Am Dienstag, 29. August 2017 08:10:11 UTC+2 schrieb r b-j:
> 
> well, you normally don't do filtfilt() on real-time data because
> it's always FIFO.

True.  Although, the IIR filter's impulse response decays pretty
quickly.  So, one does not need a large look-ahead or look-back
buffer.

> why not just define this as a polynomial and express the
> polynomial explicitly?

You mean why not specify the equivalent interpolant of a cubic
B-spline directly?  Well, it's length is infinite like the sinc.
I'd say doing the pre-filtering followed by convolution with the cubic
B-spline is computationally rather cheap for what it offers in terms
of quality.

> how is that different from a 3rd-order Hermite?
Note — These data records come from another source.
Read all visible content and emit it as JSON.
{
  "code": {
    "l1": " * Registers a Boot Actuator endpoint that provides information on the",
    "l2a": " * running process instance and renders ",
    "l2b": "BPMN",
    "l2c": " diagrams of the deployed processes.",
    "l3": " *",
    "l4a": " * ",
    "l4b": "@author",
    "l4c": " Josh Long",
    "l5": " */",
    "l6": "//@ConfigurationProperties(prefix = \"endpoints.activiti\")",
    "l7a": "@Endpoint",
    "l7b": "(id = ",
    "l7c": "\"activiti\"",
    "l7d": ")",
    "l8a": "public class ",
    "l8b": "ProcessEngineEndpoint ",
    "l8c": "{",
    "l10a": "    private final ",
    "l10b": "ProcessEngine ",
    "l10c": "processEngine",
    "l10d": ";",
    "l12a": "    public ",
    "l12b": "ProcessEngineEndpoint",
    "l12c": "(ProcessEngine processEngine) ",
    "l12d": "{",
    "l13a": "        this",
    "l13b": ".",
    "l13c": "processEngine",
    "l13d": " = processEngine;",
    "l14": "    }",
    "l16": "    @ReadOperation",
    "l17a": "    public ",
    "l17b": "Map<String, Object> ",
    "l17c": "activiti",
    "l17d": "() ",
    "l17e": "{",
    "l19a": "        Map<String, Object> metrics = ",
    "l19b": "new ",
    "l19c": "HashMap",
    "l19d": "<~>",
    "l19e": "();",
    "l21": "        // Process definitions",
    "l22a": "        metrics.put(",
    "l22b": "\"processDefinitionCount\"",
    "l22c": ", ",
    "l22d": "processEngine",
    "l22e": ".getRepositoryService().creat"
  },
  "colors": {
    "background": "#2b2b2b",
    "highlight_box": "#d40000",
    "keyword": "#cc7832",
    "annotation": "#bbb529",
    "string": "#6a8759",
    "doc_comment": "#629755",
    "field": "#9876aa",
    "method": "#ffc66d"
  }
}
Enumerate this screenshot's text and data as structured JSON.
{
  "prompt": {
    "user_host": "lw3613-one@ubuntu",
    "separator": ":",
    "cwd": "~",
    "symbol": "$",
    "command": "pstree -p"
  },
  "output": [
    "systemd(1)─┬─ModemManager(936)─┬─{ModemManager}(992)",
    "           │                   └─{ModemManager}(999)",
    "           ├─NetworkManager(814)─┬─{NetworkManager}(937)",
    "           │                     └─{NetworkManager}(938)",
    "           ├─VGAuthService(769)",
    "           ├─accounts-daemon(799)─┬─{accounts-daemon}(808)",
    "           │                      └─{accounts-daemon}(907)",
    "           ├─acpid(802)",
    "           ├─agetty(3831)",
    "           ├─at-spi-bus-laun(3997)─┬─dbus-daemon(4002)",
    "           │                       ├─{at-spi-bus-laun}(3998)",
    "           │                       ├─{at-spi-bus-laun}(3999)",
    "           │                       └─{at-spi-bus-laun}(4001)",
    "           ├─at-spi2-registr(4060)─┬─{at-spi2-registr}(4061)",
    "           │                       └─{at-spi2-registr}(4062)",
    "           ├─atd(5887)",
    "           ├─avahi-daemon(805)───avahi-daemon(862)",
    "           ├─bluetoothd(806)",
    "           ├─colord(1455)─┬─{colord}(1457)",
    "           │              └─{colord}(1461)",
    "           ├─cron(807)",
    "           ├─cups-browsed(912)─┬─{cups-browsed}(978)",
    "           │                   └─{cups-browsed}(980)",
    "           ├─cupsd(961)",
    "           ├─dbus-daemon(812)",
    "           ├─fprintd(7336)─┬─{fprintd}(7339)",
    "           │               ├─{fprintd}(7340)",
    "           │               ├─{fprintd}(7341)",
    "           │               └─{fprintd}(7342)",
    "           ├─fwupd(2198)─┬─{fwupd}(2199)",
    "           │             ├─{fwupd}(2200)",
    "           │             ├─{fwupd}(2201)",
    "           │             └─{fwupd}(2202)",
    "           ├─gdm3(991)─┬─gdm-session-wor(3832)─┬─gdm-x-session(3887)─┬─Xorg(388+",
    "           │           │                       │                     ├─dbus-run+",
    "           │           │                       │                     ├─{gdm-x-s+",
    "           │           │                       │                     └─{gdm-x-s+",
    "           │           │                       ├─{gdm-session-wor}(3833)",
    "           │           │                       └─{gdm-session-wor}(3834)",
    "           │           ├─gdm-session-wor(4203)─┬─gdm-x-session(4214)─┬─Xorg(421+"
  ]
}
If "3rd-order Hermite" means what I think it means then, it suffers
from jump discontinuities in its 2nd order derivative while cubic
B-spline interpolation does not (I'll refer to that one as "simple
Hermite" from here on).

Anyhow, I would look into how the approaches compare with respect
to the following two properties:

 (1) speed (e.g. number of FLOPs necessary for a specific
     use-case)

 (2) their respective interpolant's Fourier transform (like you
     did in your paper "Performance...Oversampled Input").

In the cubic B-spine case the Fourier transform of the interpolant
can be plotted like this:

   f = 0:0.01:16;
   h = freqz([0 6 0],[1 4 1],f,2) .* sinc(f*0.5).^4;
   plot(f,20*log10(abs(h)));
   axis([0 16 -120 0]);

If I compare this curve with your figures 9 and 12 from your paper,
this B-spline thing here does a better job of rejecting the image
frequencies (stronger suppression of the side lobes).

This "2nd-order osculating interpolation" doesn't give you jump
discontinuities either but it's side lobes are stiill higher than
those of the cubic B-spline case from the above plot.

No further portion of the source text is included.